The plans take a vastly different approach on unemployment aid, with Republicans proposing extending -- but curtailing -- the sweetened benefits. Conservatives have argued the $600-per-week supplement adopted earlier this year as part of the CARES Act actually disincentivized some out-of-work Americans from returning to their jobs.
Republicans and the White House called for scaling back the extra payment to $200 a week until states can adopt a more complicated system that would cap the aid at 70 percent of the income workers received before they lost their jobs. It's unclear how long it would take states to phase in the new system; some states have said it could take months.
Democrats, meanwhile, want to extend the $600 weekly payments through January.
More than 30 million Americans, or roughly one in five workers, are collecting the financial support, according to Labor Department data.
Both proposals would allocate another round of $1,200 direct payments to American families, with the necessary qualifications nearly identical to the first stimulus check.
In both the HEALS Act and HEROES Act, individuals who earn a gross adjusted income of up to $75,000 and couples earning $150,000 would receive the full $1,200 or $2,400 payments, respectively.
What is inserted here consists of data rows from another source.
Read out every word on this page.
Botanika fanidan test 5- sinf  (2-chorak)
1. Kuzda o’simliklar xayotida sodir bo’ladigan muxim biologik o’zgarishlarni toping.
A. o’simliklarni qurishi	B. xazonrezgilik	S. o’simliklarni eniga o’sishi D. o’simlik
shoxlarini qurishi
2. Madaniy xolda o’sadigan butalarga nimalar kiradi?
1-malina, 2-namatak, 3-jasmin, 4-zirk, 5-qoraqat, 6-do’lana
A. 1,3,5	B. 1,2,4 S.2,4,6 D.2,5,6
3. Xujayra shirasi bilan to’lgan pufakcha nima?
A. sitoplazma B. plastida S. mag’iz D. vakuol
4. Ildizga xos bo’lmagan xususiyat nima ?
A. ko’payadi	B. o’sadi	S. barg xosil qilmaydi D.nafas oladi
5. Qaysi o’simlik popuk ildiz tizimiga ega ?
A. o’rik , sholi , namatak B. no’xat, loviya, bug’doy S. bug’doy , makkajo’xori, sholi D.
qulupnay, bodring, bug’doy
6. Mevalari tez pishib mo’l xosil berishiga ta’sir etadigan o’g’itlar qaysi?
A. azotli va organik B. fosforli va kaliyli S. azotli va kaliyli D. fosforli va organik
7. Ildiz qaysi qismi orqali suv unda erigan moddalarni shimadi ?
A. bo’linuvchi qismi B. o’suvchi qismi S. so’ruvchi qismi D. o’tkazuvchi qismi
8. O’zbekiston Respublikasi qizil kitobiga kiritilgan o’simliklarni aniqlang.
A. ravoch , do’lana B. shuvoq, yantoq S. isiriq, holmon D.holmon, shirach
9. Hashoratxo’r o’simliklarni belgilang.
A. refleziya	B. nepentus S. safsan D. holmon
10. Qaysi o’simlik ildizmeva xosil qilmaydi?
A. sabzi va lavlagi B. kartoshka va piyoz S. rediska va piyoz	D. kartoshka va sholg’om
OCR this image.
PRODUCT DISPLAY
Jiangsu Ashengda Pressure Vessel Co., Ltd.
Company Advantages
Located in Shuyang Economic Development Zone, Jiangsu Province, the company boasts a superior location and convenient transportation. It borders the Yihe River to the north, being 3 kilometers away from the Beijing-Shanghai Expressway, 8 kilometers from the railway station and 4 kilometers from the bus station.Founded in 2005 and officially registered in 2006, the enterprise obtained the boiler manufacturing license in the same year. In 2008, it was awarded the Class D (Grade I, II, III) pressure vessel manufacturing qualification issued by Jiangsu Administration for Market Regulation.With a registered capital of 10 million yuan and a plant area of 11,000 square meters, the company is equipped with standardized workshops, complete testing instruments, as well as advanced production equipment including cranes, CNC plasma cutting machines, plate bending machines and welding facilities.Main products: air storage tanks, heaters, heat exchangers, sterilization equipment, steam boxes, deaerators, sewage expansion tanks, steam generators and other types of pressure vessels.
For higher earners, the checks will be reduced by $5 for every $100 in income and phased out entirely at $99,000 and $198,000.
However, the Democratic proposal would allow undocumented immigrants to receive the money, removing language that prohibited payments from going to anyone who filed taxes jointly with someone who used an Individual Taxpayer Identification Number.
Democrats would also increase the amount of money per child to $1,200 for up to three children, meaning that families could receive a maximum of $6,000 from the government.
The Republican proposal would keep the $500 amount for dependents established in the CARES Act but would modify it so families with dependents over the age of 17 will be able to receive the extra cash.
It's unclear whether the HEALS Act has a limit on how many dependent payments a single household can receive.
About 96 million dependents would be eligible for a payment, 26 million more than the number of dependents eligible under the CARES Act, according to the Tax Foundation.